Seasoned traveler than I am, I made the mistake of not doing much reading before coming to this tropical corner of Queensland, and probably ignoring the stories of some of the rowdier Australians I’ve met in the past 10 days – and arrived in Cairns to find that this is the party capital of the Aussie east-coast trail, the spot where drinking and general debauchery reach peak, accented by a lack of clothing and availability of cheap booze specials.
This is THE spring break location of Australia, where all of those 19-21 year old tourists come to damage their livers and add inappropriate photos to Facebook. In Cairns, I find myself surrounded by the lowest on the backpacker totem, people who label my disinterest in binge drinking as “boring,” my requests that they keep the noise down when they come back to the room at 3am as “unreasonable,” and my relatively conservative clothing decisions (I’m in jeans and a t-shirt right now) as “prude.”

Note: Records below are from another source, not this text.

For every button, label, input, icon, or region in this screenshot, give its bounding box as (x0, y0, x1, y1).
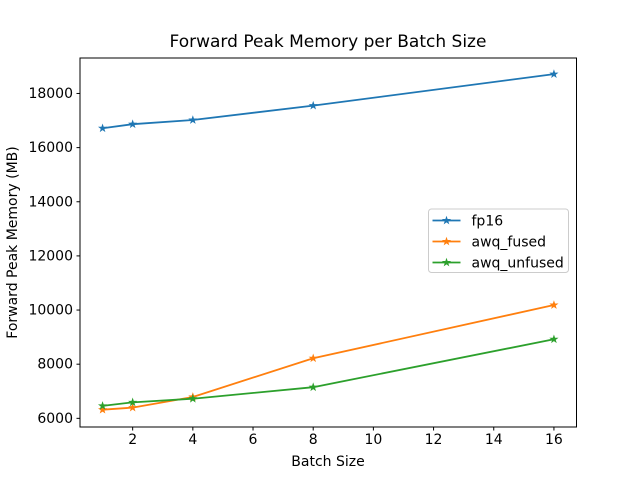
series-marker-awq_unfused (98, 401, 108, 410)
series-line-awq_unfused (102, 338, 555, 407)
x-tick-label: 4 (188, 432, 197, 448)
series-marker-awq_unfused (308, 382, 318, 392)
series-marker-awq_fused (98, 404, 108, 414)
series-line-awq_fused (102, 304, 555, 411)
y-tick-label: 10000 (28, 303, 73, 319)
x-axis-label: Batch Size (291, 454, 364, 470)
plot-frame (79, 57, 577, 428)
legend-marker-fp16 (441, 215, 452, 225)
series-marker-fp16 (128, 119, 138, 129)
x-tick-label: 8 (309, 432, 318, 448)
legend-box (428, 208, 569, 273)
legend-label-awq_unfused: awq_unfused (472, 256, 564, 272)
y-tick-label: 12000 (28, 248, 73, 264)
series-marker-fp16 (188, 115, 198, 124)
y-tick-label: 16000 (28, 140, 73, 156)
y-tick-label: 8000 (37, 357, 73, 373)
y-tick-label: 14000 (28, 194, 73, 210)
x-tick-label: 14 (485, 432, 503, 448)
legend-marker-awq_fused (441, 236, 452, 246)
series-line-fp16 (102, 73, 555, 130)
series-marker-awq_unfused (188, 393, 198, 403)
series-marker-fp16 (98, 123, 108, 133)
x-tick-label: 16 (545, 432, 563, 448)
series-marker-awq_fused (128, 402, 138, 412)
chart-title: Forward Peak Memory per Batch Size (170, 32, 487, 52)
series-marker-awq_fused (549, 300, 559, 309)
y-axis-label: Forward Peak Memory (MB) (5, 146, 21, 338)
series-marker-fp16 (308, 100, 318, 110)
series-marker-awq_unfused (549, 334, 559, 344)
x-tick-label: 12 (425, 432, 443, 448)
x-tick-label: 10 (364, 432, 382, 448)
series-marker-awq_unfused (128, 397, 138, 407)
y-tick-label: 6000 (37, 411, 73, 427)
series-marker-awq_fused (308, 353, 318, 363)
x-tick-label: 6 (249, 432, 258, 448)
y-tick-label: 18000 (28, 86, 73, 102)
series-marker-fp16 (549, 69, 559, 78)
legend-marker-awq_unfused (441, 257, 452, 267)
legend-label-fp16: fp16 (472, 214, 504, 230)
legend-label-awq_fused: awq_fused (472, 235, 547, 251)
plot-area: 2 4 6 8 10 12 14 16 6000 8000 10000 12000 14000 16000… (28, 57, 577, 448)
x-tick-label: 2 (128, 432, 137, 448)
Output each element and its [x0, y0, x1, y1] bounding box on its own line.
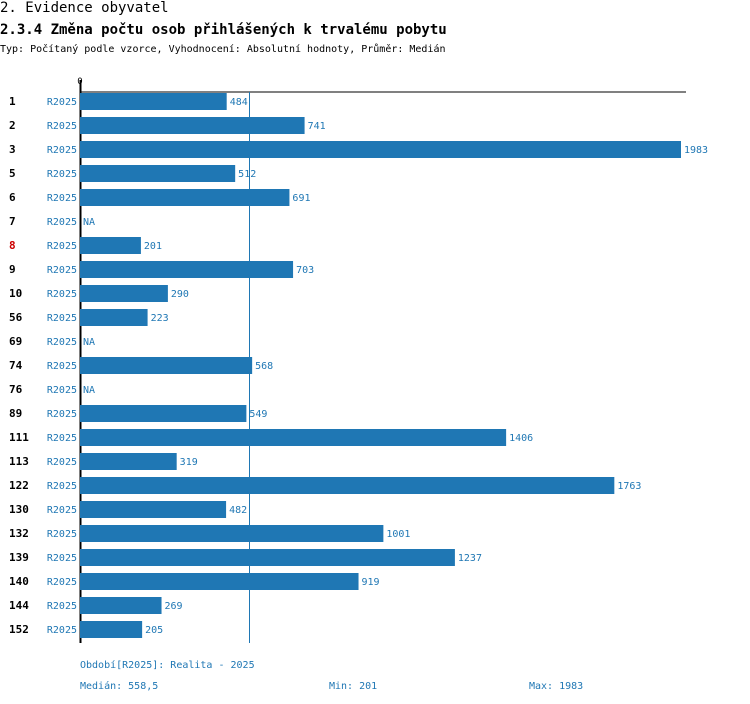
- period-label: R2025: [47, 361, 77, 372]
- period-label: R2025: [47, 145, 77, 156]
- period-label: R2025: [47, 313, 77, 324]
- bar: [80, 165, 236, 182]
- value-label: NA: [83, 337, 95, 348]
- row-id-label: 6: [9, 191, 16, 204]
- value-label: NA: [83, 217, 95, 228]
- max-value: Max: 1983: [529, 681, 584, 692]
- bar: [80, 549, 455, 566]
- row-id-label: 113: [9, 455, 29, 468]
- row-id-label: 8: [9, 239, 16, 252]
- bar: [80, 597, 162, 614]
- row-id-label: 5: [9, 167, 16, 180]
- value-label: 741: [308, 121, 326, 132]
- row-id-label: 74: [9, 359, 23, 372]
- median-value: Medián: 558,5: [80, 681, 159, 692]
- row-id-label: 152: [9, 623, 29, 636]
- period-label: R2025: [47, 505, 77, 516]
- value-label: 512: [238, 169, 256, 180]
- zero-tick-label: 0: [77, 77, 82, 87]
- chart-subtitle: Typ: Počítaný podle vzorce, Vyhodnocení:…: [0, 44, 446, 55]
- period-label: R2025: [47, 193, 77, 204]
- min-value: Min: 201: [329, 681, 378, 692]
- bar: [80, 93, 227, 110]
- bar: [80, 357, 253, 374]
- value-label: 549: [249, 409, 267, 420]
- period-label: R2025: [47, 553, 77, 564]
- bar: [80, 477, 615, 494]
- row-id-label: 132: [9, 527, 29, 540]
- value-label: 1001: [386, 529, 410, 540]
- value-label: 482: [229, 505, 247, 516]
- period-label: R2025: [47, 169, 77, 180]
- row-id-label: 89: [9, 407, 22, 420]
- value-label: 319: [180, 457, 198, 468]
- chart-title: 2.3.4 Změna počtu osob přihlášených k tr…: [0, 22, 447, 38]
- bar: [80, 573, 359, 590]
- value-label: 1983: [684, 145, 708, 156]
- period-label: R2025: [47, 337, 77, 348]
- value-label: 223: [151, 313, 169, 324]
- row-id-label: 10: [9, 287, 22, 300]
- period-label: R2025: [47, 217, 77, 228]
- value-label: 1763: [617, 481, 641, 492]
- value-label: 568: [255, 361, 273, 372]
- period-label: R2025: [47, 625, 77, 636]
- value-label: 269: [165, 601, 183, 612]
- bar: [80, 189, 290, 206]
- value-label: 1237: [458, 553, 482, 564]
- value-label: 205: [145, 625, 163, 636]
- value-label: 703: [296, 265, 314, 276]
- bar: [80, 525, 384, 542]
- bar: [80, 141, 681, 158]
- row-id-label: 2: [9, 119, 16, 132]
- value-label: NA: [83, 385, 95, 396]
- period-label: R2025: [47, 577, 77, 588]
- period-label: R2025: [47, 433, 77, 444]
- value-label: 484: [230, 97, 248, 108]
- row-id-label: 144: [9, 599, 29, 612]
- period-label: R2025: [47, 601, 77, 612]
- row-id-label: 7: [9, 215, 16, 228]
- period-label: R2025: [47, 529, 77, 540]
- value-label: 1406: [509, 433, 533, 444]
- row-id-label: 122: [9, 479, 29, 492]
- value-label: 919: [362, 577, 380, 588]
- row-id-label: 139: [9, 551, 29, 564]
- bar: [80, 117, 305, 134]
- row-id-label: 140: [9, 575, 29, 588]
- period-label: R2025: [47, 457, 77, 468]
- period-label: R2025: [47, 241, 77, 252]
- bar: [80, 237, 141, 254]
- period-label: R2025: [47, 289, 77, 300]
- bar: [80, 453, 177, 470]
- row-id-label: 3: [9, 143, 16, 156]
- period-label: R2025: [47, 121, 77, 132]
- period-label: R2025: [47, 97, 77, 108]
- row-id-label: 9: [9, 263, 16, 276]
- period-label: R2025: [47, 481, 77, 492]
- row-id-label: 69: [9, 335, 22, 348]
- value-label: 290: [171, 289, 189, 300]
- period-label: R2025: [47, 265, 77, 276]
- value-label: 691: [292, 193, 310, 204]
- bar: [80, 501, 227, 518]
- row-id-label: 111: [9, 431, 29, 444]
- bar: [80, 405, 247, 422]
- period-label: R2025: [47, 385, 77, 396]
- row-id-label: 76: [9, 383, 23, 396]
- bar: [80, 285, 168, 302]
- bar: [80, 309, 148, 326]
- row-id-label: 1: [9, 95, 16, 108]
- section-heading: 2. Evidence obyvatel: [0, 0, 169, 16]
- period-legend: Období[R2025]: Realita - 2025: [80, 660, 255, 671]
- row-id-label: 56: [9, 311, 23, 324]
- bar: [80, 429, 507, 446]
- row-id-label: 130: [9, 503, 29, 516]
- bar: [80, 621, 143, 638]
- period-label: R2025: [47, 409, 77, 420]
- value-label: 201: [144, 241, 162, 252]
- bar: [80, 261, 294, 278]
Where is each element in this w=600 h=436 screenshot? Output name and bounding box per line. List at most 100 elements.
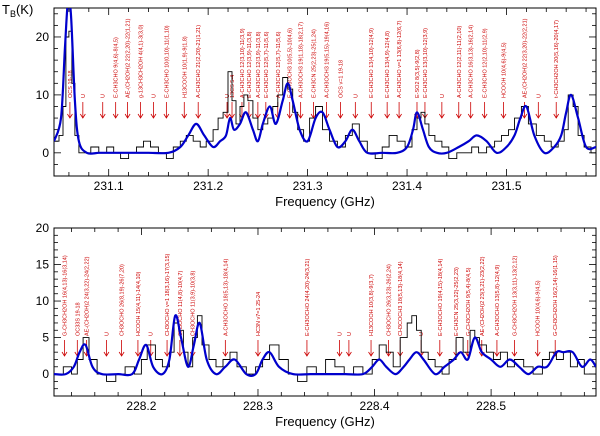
top-marker-label: U bbox=[81, 94, 87, 98]
bottom-marker-label: OC33S 19-18 bbox=[75, 302, 81, 336]
top-marker-arrowhead bbox=[439, 113, 445, 119]
bottom-marker-arrowhead bbox=[255, 351, 261, 357]
plot-frame-top bbox=[53, 7, 597, 177]
top-tick-labels: 231.1 231.2 231.3 231.4 231.5 0 10 20 bbox=[36, 30, 522, 193]
bottom-marker-arrowhead bbox=[494, 351, 500, 357]
top-marker-arrowhead bbox=[181, 113, 188, 119]
top-line-marker: A-CH3CHO 12(3,10)-11(3,9) bbox=[239, 28, 246, 119]
top-xtick-label: 231.4 bbox=[392, 179, 422, 193]
top-line-marker: A-CH3CHO 21(2,20)-21(1,21) bbox=[195, 25, 202, 119]
top-marker-arrowhead bbox=[455, 113, 462, 119]
top-marker-arrowhead bbox=[553, 113, 560, 119]
bottom-marker-arrowhead bbox=[511, 351, 518, 357]
top-marker-label: E-CH3CHO 12(3,9)-11(3,8) bbox=[247, 31, 253, 98]
bottom-marker-arrowhead bbox=[534, 351, 541, 357]
top-line-marker: H13COOH 10(1,9)-9(1,8) bbox=[181, 36, 188, 119]
top-line-marker: g-13CH3CH2OH 4(4,1)-3(3,0) bbox=[137, 24, 145, 119]
top-line-marker: A-CH3CHO 12(2,11)-11(2,10) bbox=[455, 26, 463, 119]
top-line-marker: U bbox=[535, 94, 542, 119]
top-marker-label: A-CH3CHO 12(2,11)-11(2,10) bbox=[457, 26, 463, 98]
bottom-marker-arrowhead bbox=[552, 351, 559, 357]
top-marker-label: U bbox=[151, 94, 157, 98]
bottom-marker-label: U bbox=[347, 332, 353, 336]
bottom-ytick-label: 20 bbox=[36, 221, 50, 235]
top-marker-arrowhead bbox=[163, 113, 170, 119]
bottom-model-spectrum bbox=[54, 314, 596, 377]
bottom-marker-label: CH3OCHO 26(3,23)-26(2,24) bbox=[387, 264, 393, 336]
top-xtick-label: 231.3 bbox=[293, 179, 323, 193]
top-marker-label: HCOOH 10(4,6)-9(4,5) bbox=[502, 42, 508, 98]
bottom-line-marker: CH3OCHO 26(3,23)-26(2,24) bbox=[385, 264, 393, 357]
bottom-line-marker: G-CH3CH2OH 9(5,4)-8(4,5) bbox=[464, 267, 472, 357]
top-line-marker: A-CH3OCH3 19(5,15)-19(4,16) bbox=[323, 22, 330, 119]
top-ticks bbox=[54, 8, 596, 177]
top-observed-spectrum bbox=[54, 30, 596, 160]
bottom-marker-label: H13COOH 10(3,8)-9(3,7) bbox=[369, 274, 375, 336]
bottom-line-marker: CH3OCHO 11(4,8)-10(4,7) bbox=[177, 271, 184, 357]
bottom-marker-label: G-CH3CH2OH 16(4,13)-16(3,14) bbox=[62, 255, 68, 336]
top-marker-label: E-CH3CHO 13(4,9)-12(4,8) bbox=[385, 31, 391, 98]
top-marker-label: E-CH3CHO 13(4,10)-12(4,9) bbox=[369, 28, 375, 98]
bottom-ticks bbox=[54, 227, 596, 397]
top-line-marker: AE-(CH2OH)2 22(2,20)-22(1,21) bbox=[124, 18, 132, 119]
top-marker-label: t-CH3CH2OH 20(5,16)-20(4,17) bbox=[554, 20, 560, 98]
bottom-marker-label: G-CH3CH2OH 13(3,11)-13(2,12) bbox=[512, 256, 518, 336]
top-line-marker: U bbox=[80, 94, 87, 119]
top-marker-label: A-CH3CHO 21(2,20)-21(1,21) bbox=[196, 25, 202, 98]
top-marker-label: A-CH3CHO 12(3,9)-11(3,8) bbox=[256, 31, 262, 98]
bottom-marker-label: HCOOH 15(4,11)-14(4,10) bbox=[136, 271, 142, 336]
top-marker-arrowhead bbox=[384, 113, 390, 119]
bottom-line-marker: AE-(CH2OH)2 23(3,21)-23(2,22) bbox=[478, 256, 486, 357]
bottom-line-marker: CH3COCH3 18(5,13)-18(4,14) bbox=[397, 261, 404, 357]
top-marker-arrowhead bbox=[124, 113, 131, 119]
bottom-marker-label: CH3OCHO v=1 18(3,16)-17(3,15) bbox=[165, 253, 171, 336]
top-line-marker: E-CH3CHO 13(4,10)-12(4,9) bbox=[368, 28, 375, 119]
bottom-xtick-label: 228.5 bbox=[476, 399, 506, 413]
top-marker-label: A-CH3OCH3 19(5,15)-19(4,16) bbox=[324, 22, 330, 98]
top-line-marker: U bbox=[99, 94, 107, 119]
top-marker-label: U bbox=[101, 94, 107, 98]
top-ylabel: TB(K) bbox=[2, 2, 33, 19]
top-marker-label: U bbox=[353, 94, 359, 98]
bottom-annotations: G-CH3CH2OH 16(4,13)-16(3,14) OC33S 19-18 A… bbox=[61, 253, 559, 357]
top-marker-arrowhead bbox=[286, 113, 293, 119]
bottom-marker-label: HC3N v7=1 25-24 bbox=[256, 292, 262, 336]
top-line-marker: A-CH3CHO 12(3,9)-11(3,8) bbox=[255, 31, 262, 119]
top-marker-label: E-CH3CHO 12(5,7)-11(5,6) bbox=[264, 31, 270, 98]
top-series bbox=[54, 8, 596, 160]
top-marker-label: A-CH3CHO 16(3,13)-16(2,14) bbox=[469, 25, 475, 98]
bottom-marker-label: E-CH3OCHO 19(4,15)-18(4,14) bbox=[438, 258, 444, 336]
bottom-marker-arrowhead bbox=[61, 351, 68, 357]
top-marker-label: E-CH3CHO 13(3,10)-12(3,9) bbox=[423, 28, 429, 98]
top-marker-arrowhead bbox=[80, 113, 86, 119]
top-marker-arrowhead bbox=[67, 113, 73, 119]
top-marker-arrowhead bbox=[297, 113, 304, 119]
bottom-line-marker: A-CH3OCHO 18(5,13)-18(4,14) bbox=[222, 258, 229, 357]
bottom-line-marker: E-CH3OCHO 24(4,20)-24(3,21) bbox=[304, 258, 311, 357]
bottom-xtick-label: 228.4 bbox=[360, 399, 390, 413]
bottom-marker-arrowhead bbox=[368, 351, 374, 357]
bottom-line-marker: A-CH3OCHO 13(5,8)-12(4,9) bbox=[494, 265, 501, 357]
top-marker-arrowhead bbox=[352, 113, 359, 119]
panel-bottom: G-CH3CH2OH 16(4,13)-16(3,14) OC33S 19-18 A… bbox=[36, 221, 597, 429]
top-marker-arrowhead bbox=[150, 113, 157, 119]
bottom-marker-label: U bbox=[338, 332, 344, 336]
bottom-marker-label: G-CH3CH2OH 16(2,14)-16(1,15) bbox=[553, 255, 559, 336]
bottom-marker-label: U bbox=[149, 332, 155, 336]
bottom-line-marker: HCOOH 15(4,11)-14(4,10) bbox=[135, 271, 142, 357]
top-marker-arrowhead bbox=[137, 113, 144, 119]
top-marker-arrowhead bbox=[535, 113, 542, 119]
top-line-marker: U bbox=[150, 94, 157, 119]
bottom-marker-label: A-CH3OCHO 13(5,8)-12(4,9) bbox=[495, 265, 501, 336]
top-marker-label: U bbox=[440, 94, 446, 98]
bottom-ytick-label: 10 bbox=[36, 294, 50, 308]
top-marker-arrowhead bbox=[481, 113, 488, 119]
top-marker-arrowhead bbox=[224, 113, 230, 119]
top-line-marker: OCS v=1 19-18 bbox=[337, 60, 344, 119]
bottom-marker-arrowhead bbox=[135, 351, 141, 357]
top-marker-label: A-CH3OCH3 19(1,18)-18(2,17) bbox=[299, 22, 305, 98]
bottom-line-marker: H13COOH 10(3,8)-9(3,7) bbox=[368, 274, 375, 357]
bottom-marker-arrowhead bbox=[336, 351, 343, 357]
bottom-marker-label: AE-(CH2OH)2 24(3,22)-24(2,22) bbox=[85, 256, 91, 336]
top-line-marker: A-CH3CHO v=1 13(6,8)-12(6,7) bbox=[396, 20, 403, 119]
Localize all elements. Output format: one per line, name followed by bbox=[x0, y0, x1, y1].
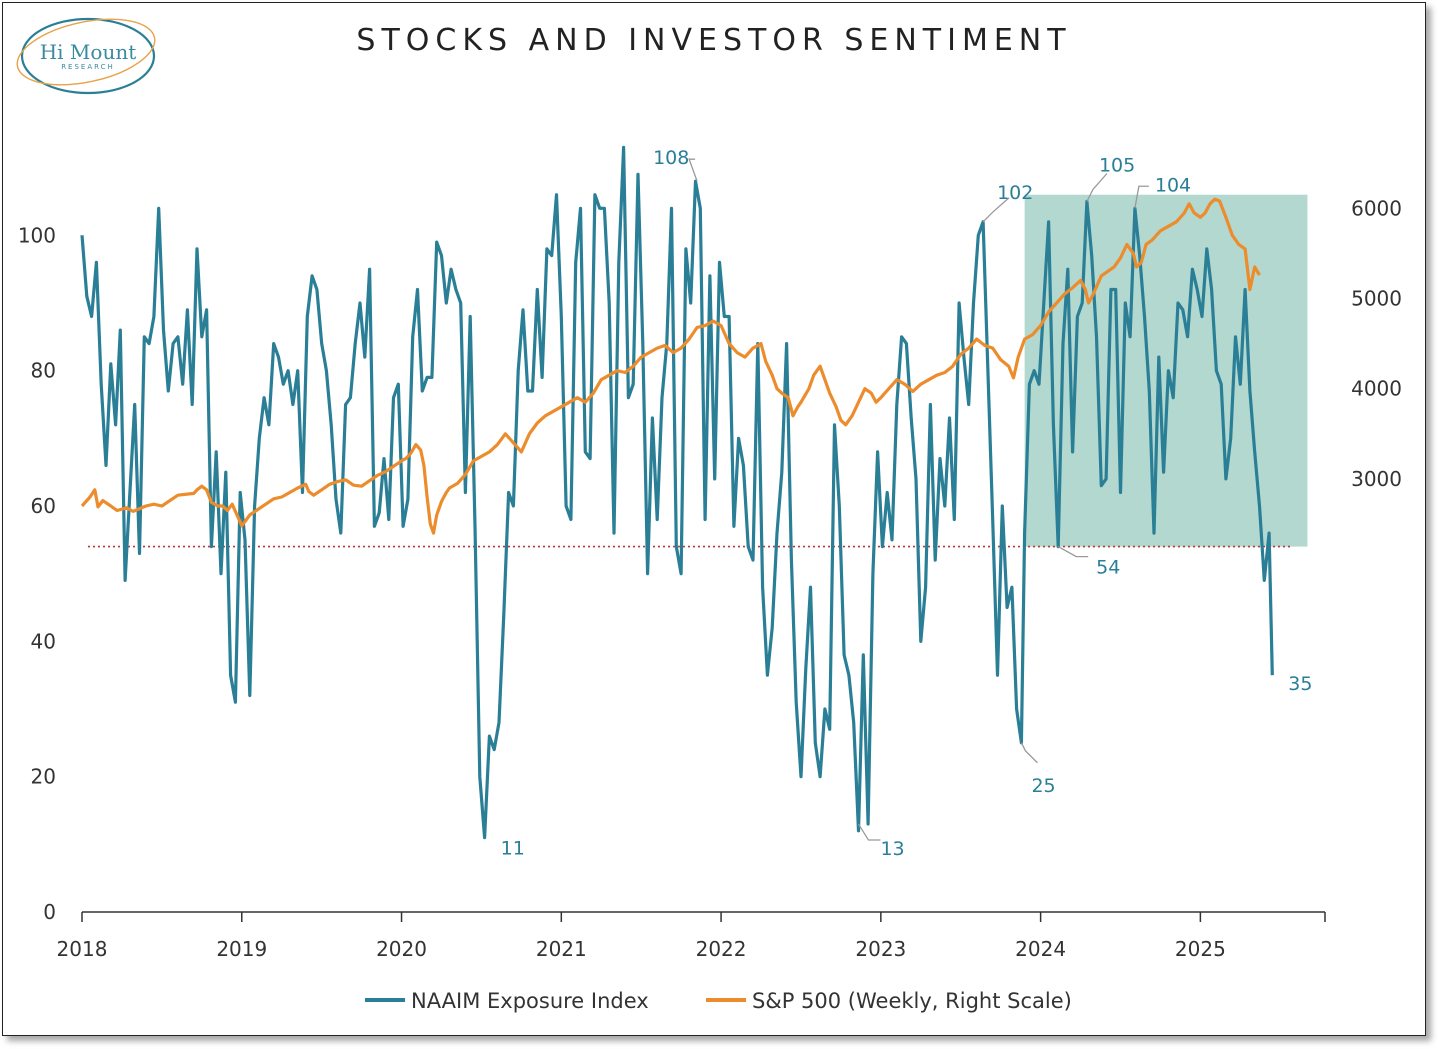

You see, based on my criteria, I easily fall into the backpacker elite, the highest section of the backpacker totem. I’ve been on the road for the majority of the past two years, with another year abroad currently underway.
The fact is (and my defense already begins), the only reason I came here was to SCUBA dive the Great Barrier Reef – I have my advanced SCUBA certification, and wanted to visit the reef before the impacts of pollution, rising water temperatures, and human mis-use make it disappear. My diving got downgraded to snorkeling due to a horrible head cold I’ve developed over the past week – but was still some of the most incredible snorkeling I’ve ever done, and plenty strong enough of a reason for my having come all the way to Cairns.
But the rest of my experience here, hierarchy aside, offered nothing for the independent (and interesting, if you’ll grant me that) traveler – no socialization areas outside of the hostel bar, no book exchange, no communal meals or public transportation or inexpensive group field trips (beyond the bar crawl). So, backpackers of the world, learn from my discontent and be reminded – obvious tourist destinations often have the highest diversity of hostel environments and things to do, allowing each person to find their niche and people they click with – but sometimes fall short of even modest expectations, and cater to (and are crowded by) the young and rowdy, the old and boring, the all-around disinteresting… the tourists.